Fashion brand

Fast fashion brands are accelerating their growth

Earlier in September, AEON Vietnam launched fast fashion brand My Closet at AEON Binh Tan in Ho Chi Minh City, marking the first step into fast fashion in Vietnam.

According to data from the Vietnam Retailers Association, more than 200 foreign fashion brands are currently present here, accounting for more than 60% of the market share and ranging from affordable to high-end products.

After five years, the Swedish brand H&M has 12 stores in five major cities in Vietnam. Elsewhere, Zara – owned by the world’s biggest fashion group, Inditex – has had a presence in Vietnam since 2016, with two stores in Hanoi and Ho Chi Minh City.

Together, the two Zara stores generated more revenue than high-end fashion chains such as Tam Son Fashion – which distributes Hermes, Bottega Veneta and Boss – and MaiSon International Retail, which sells Mango, Topshop, Charles & Keith , and Other brands.

Following the success of Zara Vietnam, Mitra Adiperkasa Group – partner of Inditex in Indonesia and also distributor of Zara in Vietnam – brought other fashion brands to the country such as Massimo Dutti, Pull & Bear and Stradivarius.

Meanwhile, Japanese brand Uniqlo has seen an impressive rate of expansion. Since its debut in Ho Chi Minh City in 2019, Uniqlo has grown the total number of stores to 11, including the largest in Southeast Asia.

Tadashi Yanai, chairman of Uniqlo owner Fast Retail Group, said at the grand opening of the first Uniqlo store that he plans to open 100 stores over the next 10 years.

In addition to easily recognizable names, the fast fashion market has also witnessed the presence of new brands such as Cotton On and Muji, as well as international fashion brands that have acquired domestic brands. And in 2020, Global Fashion, owner of shoe and handbag brand Vascara, officially merged with Japan’s Stripe International.

However, the market also witnessed the withdrawal of new names, such as AVA Fashion from Mobile World Group (MWG) after only six months of launch. Similar to AEON, the company also outsourced products to a number of domestic companies.
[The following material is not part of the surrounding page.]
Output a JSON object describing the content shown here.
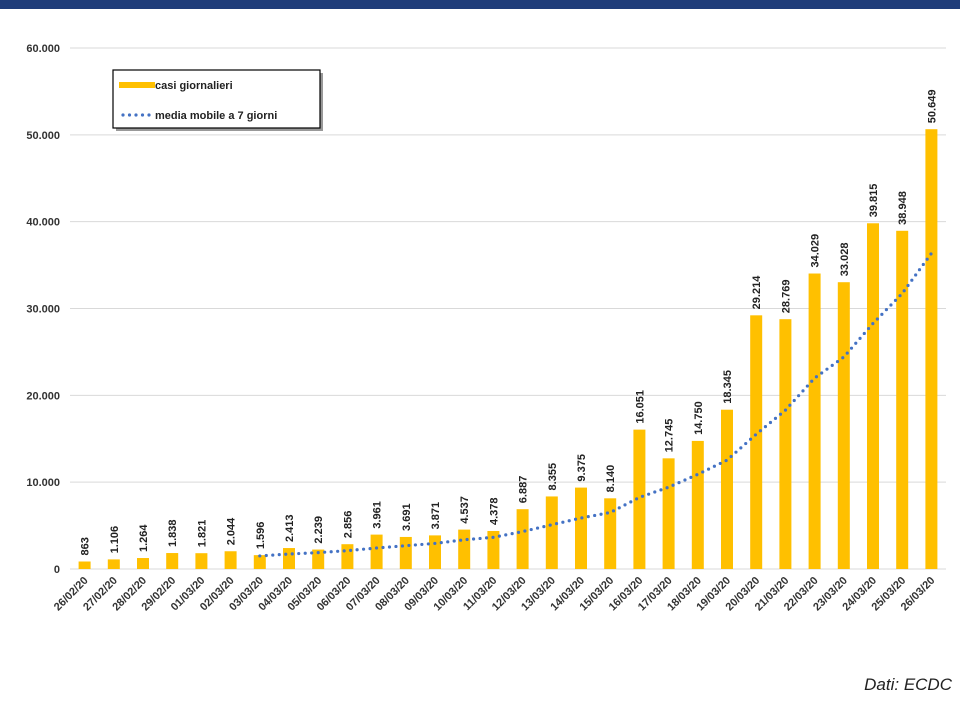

While AVA Fashion’s website is now closed, MWG has also launched sportswear, mother and child products and jewelry boutiques.

MWG CEO Doan Van Hieu Em admitted, “AVA Fashion originally planned to follow the path of Zara and H&M. However, things did not go smoothly as Vietnamese consumers were not enthusiastic about the new brand.

According to Statista, the clothing market in Vietnam is expected to reach $7.33 billion by 2025 and there is still plenty of room for exploitation. Data from Vietnam’s National Textile and Garment Group shows that every year, Vietnamese spend about $4.3 billion on clothes, and this rate is expected to steadily increase by about 10% per year.